A class of 50 students has to perform exercises in groups of 2 OR 3 students. The numberof groups with 2 students is the same as the number of groups with 3 students.
a) How many groups of 2 students and 3 students can be formed?
b) Each group must use 2 balls to perform its exercise.
What is the total number of balls needed.
a group of 2 and a group of 3 takes 5 students.
Clearly, 10 such pairs of groups can be formed.
a) Well, isn't that a balanced dilemma! If the number of groups with 2 students is the same as the number of groups with 3 students, then we can find the total number of groups by dividing the total number of students (50) by the sum of students in each group (2 + 3 = 5).
So, 50 divided by 5 equals 10. That means there will be a total of 10 groups of 2 students and 10 groups of 3 students.
b) Now let's juggle some math! Since each group needs 2 balls to perform its exercise, we can simply multiply the total number of groups, 20 (10 groups of 2 students + 10 groups of 3 students), by the number of balls per group, 2.
20 groups multiplied by 2 balls per group equals 40 balls.
So, a grand total of 40 balls will be needed to keep the class rolling with their exercises!
To find the number of groups with 2 students and 3 students, we can set up the following equation:
Let x be the number of groups with 2 students.
Then, the number of groups with 3 students is also x.
a) Therefore, we have:
Number of groups with 2 students = Number of groups with 3 students
x = x
The total number of groups is the sum of the number of groups with 2 students and the number of groups with 3 students. So, we have:
Total number of groups = Number of groups with 2 students + Number of groups with 3 students
Total number of groups = x + x = 2x
Since the class has 50 students, the total number of groups will be half of that since each group consists of either 2 or 3 students, so:
2x = 50
Dividing both sides by 2:
x = 25
So, there are 25 groups with 2 students and 25 groups with 3 students.
b) Each group needs 2 balls to perform its exercise.

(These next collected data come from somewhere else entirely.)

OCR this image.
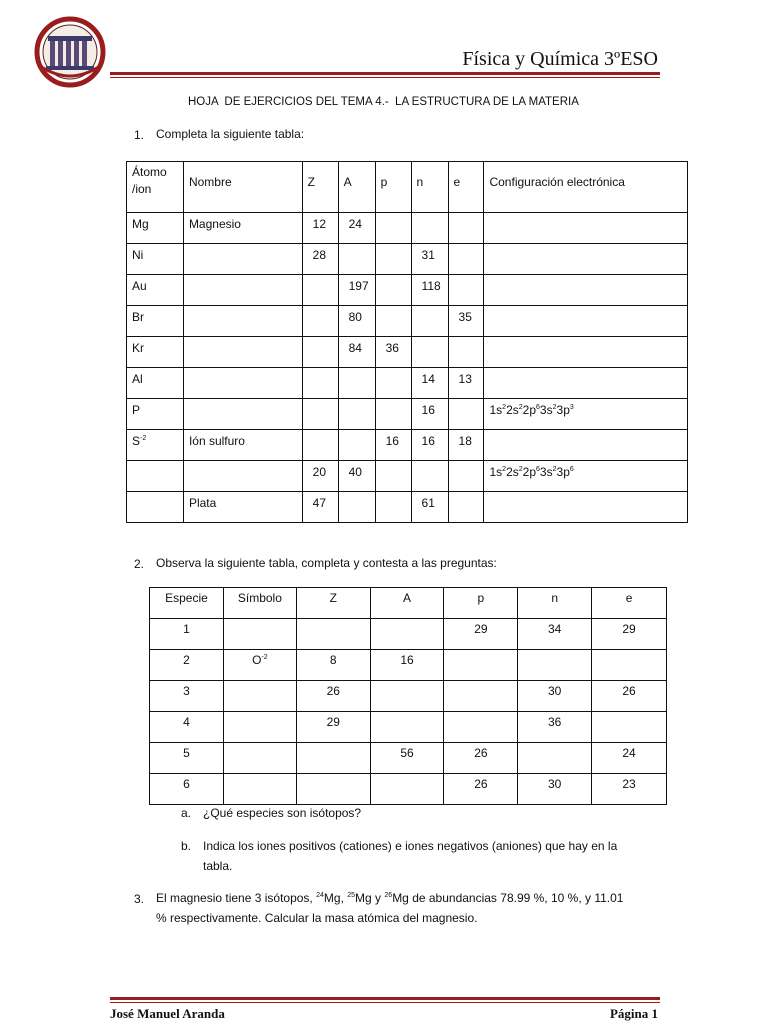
Física y Química 3ºESO
HOJA  DE EJERCICIOS DEL TEMA 4.-  LA ESTRUCTURA DE LA MATERIA
1. Completa la siguiente tabla:
Átomo /ion	Nombre	Z	A	p	n	e	Configuración electrónica
Mg	Magnesio	12	24				
Ni		28			31		
Au			197		118		
Br			80			35	
Kr			84	36			
Al					14	13	
P					16		$1s^22s^22p^63s^23p^3$
$S^{-2}$	Ión sulfuro			16	16	18	
		20	40				$1s^22s^22p^63s^23p^6$
	Plata	47			61		
2. Observa la siguiente tabla, completa y contesta a las preguntas:
Especie	Símbolo	Z	A	p	n	e
1				29	34	29
2	$O^{-2}$	8	16			
3		26			30	26
4		29			36	
5			56	26		24
6				26	30	23
a. ¿Qué especies son isótopos?
b. Indica los iones positivos (cationes) e iones negativos (aniones) que hay en la
tabla.
3. El magnesio tiene 3 isótopos, $^{24}$Mg, $^{25}$Mg y $^{26}$Mg de abundancias 78.99 %, 10 %, y 11.01
% respectivamente. Calcular la masa atómica del magnesio.
José Manuel Aranda	Página 1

Since we have 25 groups with 2 students and 25 groups with 3 students, the total number of balls needed can be calculated as follows:
Number of balls needed = (Number of groups with 2 students * 2) + (Number of groups with 3 students * 2)
Substituting the given values:
Number of balls needed = (25 * 2) + (25 * 2)
Number of balls needed = 50 + 50
Number of balls needed = 100
Therefore, a total of 100 balls are needed.
To solve this problem, we can break it down into steps.
Step 1: Determine the number of groups of 2 and 3 students.
Let's assume the number of groups with 2 students is x, and the number of groups with 3 students is also x. Since the total number of students is 50, the equation would be:
2x + 3x = 50
Simplifying the equation:
5x = 50
Dividing both sides by 5:
x = 10
Therefore, there are 10 groups of 2 students and 10 groups of 3 students.
a) How many groups of 2 students and 3 students can be formed?
Now that we know there are 10 groups of each type, to find the total number of groups, we can simply add them together:
10 + 10 = 20
So, there are a total of 20 groups that can be formed.
b) Each group must use 2 balls to perform its exercise.
Since each group uses 2 balls, we can calculate the total number of balls needed by multiplying the number of groups by 2:
20 groups x 2 balls/group = 40 balls
Therefore, a total of 40 balls are needed.